La coach de vida Elena Burnett asegura que a muchos hombres y mujeres que experimentan el mismo caso de “María” les cuenta superar la ruptura con esa persona que aman y llena sus vidas.
“Hay que partir del hecho de que las rupturas por lo general nunca son fáciles y resultan aún más difíciles en las personas cuyas parejas que aman toman la decisión unilateral de dejarlas”, resalta la experta en relaciones.
En estos casos concretos, hay que trabajar muy duro para entender qué pasó y lograr superar el dolor que siente el corazón, que muchas veces no le hace caso a la razón ni respeta la estima.
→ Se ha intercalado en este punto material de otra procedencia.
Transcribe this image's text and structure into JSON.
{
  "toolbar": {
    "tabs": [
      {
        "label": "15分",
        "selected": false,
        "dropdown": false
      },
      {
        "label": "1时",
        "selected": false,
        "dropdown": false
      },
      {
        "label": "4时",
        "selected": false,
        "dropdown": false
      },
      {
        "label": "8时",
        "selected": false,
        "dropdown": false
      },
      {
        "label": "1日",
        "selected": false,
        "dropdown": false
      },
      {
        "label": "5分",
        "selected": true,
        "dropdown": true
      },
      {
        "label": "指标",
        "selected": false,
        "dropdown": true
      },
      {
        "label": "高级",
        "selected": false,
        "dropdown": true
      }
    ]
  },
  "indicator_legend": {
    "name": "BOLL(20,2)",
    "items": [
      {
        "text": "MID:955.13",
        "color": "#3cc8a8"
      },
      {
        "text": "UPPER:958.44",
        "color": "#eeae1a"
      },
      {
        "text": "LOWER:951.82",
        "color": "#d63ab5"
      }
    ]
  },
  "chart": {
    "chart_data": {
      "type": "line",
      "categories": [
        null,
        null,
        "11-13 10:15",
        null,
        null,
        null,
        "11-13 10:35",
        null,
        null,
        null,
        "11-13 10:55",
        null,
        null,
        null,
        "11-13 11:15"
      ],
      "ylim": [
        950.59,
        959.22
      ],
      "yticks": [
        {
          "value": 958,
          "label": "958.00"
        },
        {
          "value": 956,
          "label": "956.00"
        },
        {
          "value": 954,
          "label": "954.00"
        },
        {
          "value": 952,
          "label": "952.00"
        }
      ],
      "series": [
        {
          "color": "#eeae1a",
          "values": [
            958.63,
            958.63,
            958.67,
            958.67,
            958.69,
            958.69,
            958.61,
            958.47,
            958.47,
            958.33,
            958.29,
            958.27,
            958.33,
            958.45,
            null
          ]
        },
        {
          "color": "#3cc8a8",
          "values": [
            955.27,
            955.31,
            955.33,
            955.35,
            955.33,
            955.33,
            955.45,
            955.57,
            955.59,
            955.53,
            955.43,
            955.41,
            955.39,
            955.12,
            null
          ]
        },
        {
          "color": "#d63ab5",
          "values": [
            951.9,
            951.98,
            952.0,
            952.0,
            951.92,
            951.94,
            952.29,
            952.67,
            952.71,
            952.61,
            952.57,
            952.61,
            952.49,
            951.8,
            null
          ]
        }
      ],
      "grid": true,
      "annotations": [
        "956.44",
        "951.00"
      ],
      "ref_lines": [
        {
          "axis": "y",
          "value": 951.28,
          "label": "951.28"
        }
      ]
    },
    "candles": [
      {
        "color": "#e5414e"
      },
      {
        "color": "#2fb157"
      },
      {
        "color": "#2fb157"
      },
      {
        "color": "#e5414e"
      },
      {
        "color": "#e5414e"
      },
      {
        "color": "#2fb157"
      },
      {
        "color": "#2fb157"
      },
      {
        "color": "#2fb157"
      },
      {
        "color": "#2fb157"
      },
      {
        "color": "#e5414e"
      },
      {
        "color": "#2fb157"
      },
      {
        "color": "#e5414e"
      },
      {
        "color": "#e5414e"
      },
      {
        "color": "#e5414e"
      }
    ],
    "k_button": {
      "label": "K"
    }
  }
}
“Cuando uno ama y lo hace con entrega absoluta, la razón pasa a un segundo plano”, explica Burnett. “Uno no elige lo que deja entrar o salir del corazón, ya que el corazón tiene sus propias prioridades y se rige por otros códigos”.
En este punto, así como en la “parte adictiva en la que nos podemos sumergir cuando nuestro amado decide romper”, se centra mucho esa dificultad de entrar rápido en razón para olvidar a la persona que tanto se quiere pero que decidió abrirse de nuestra vida.
“Esto definitivamente duele y mucho”, denota Burnett. “Y la persona se olvida del orgullo, ya que el corazón no tiene cabida para tal acto”.
Muchos caen —sin ser conscientes— en situaciones donde pisotean su dignidad y estima con acciones obsesivas y humillantes de ruegos, llamadas o búsqueda permanente de la persona que aman y puso fin a la relación.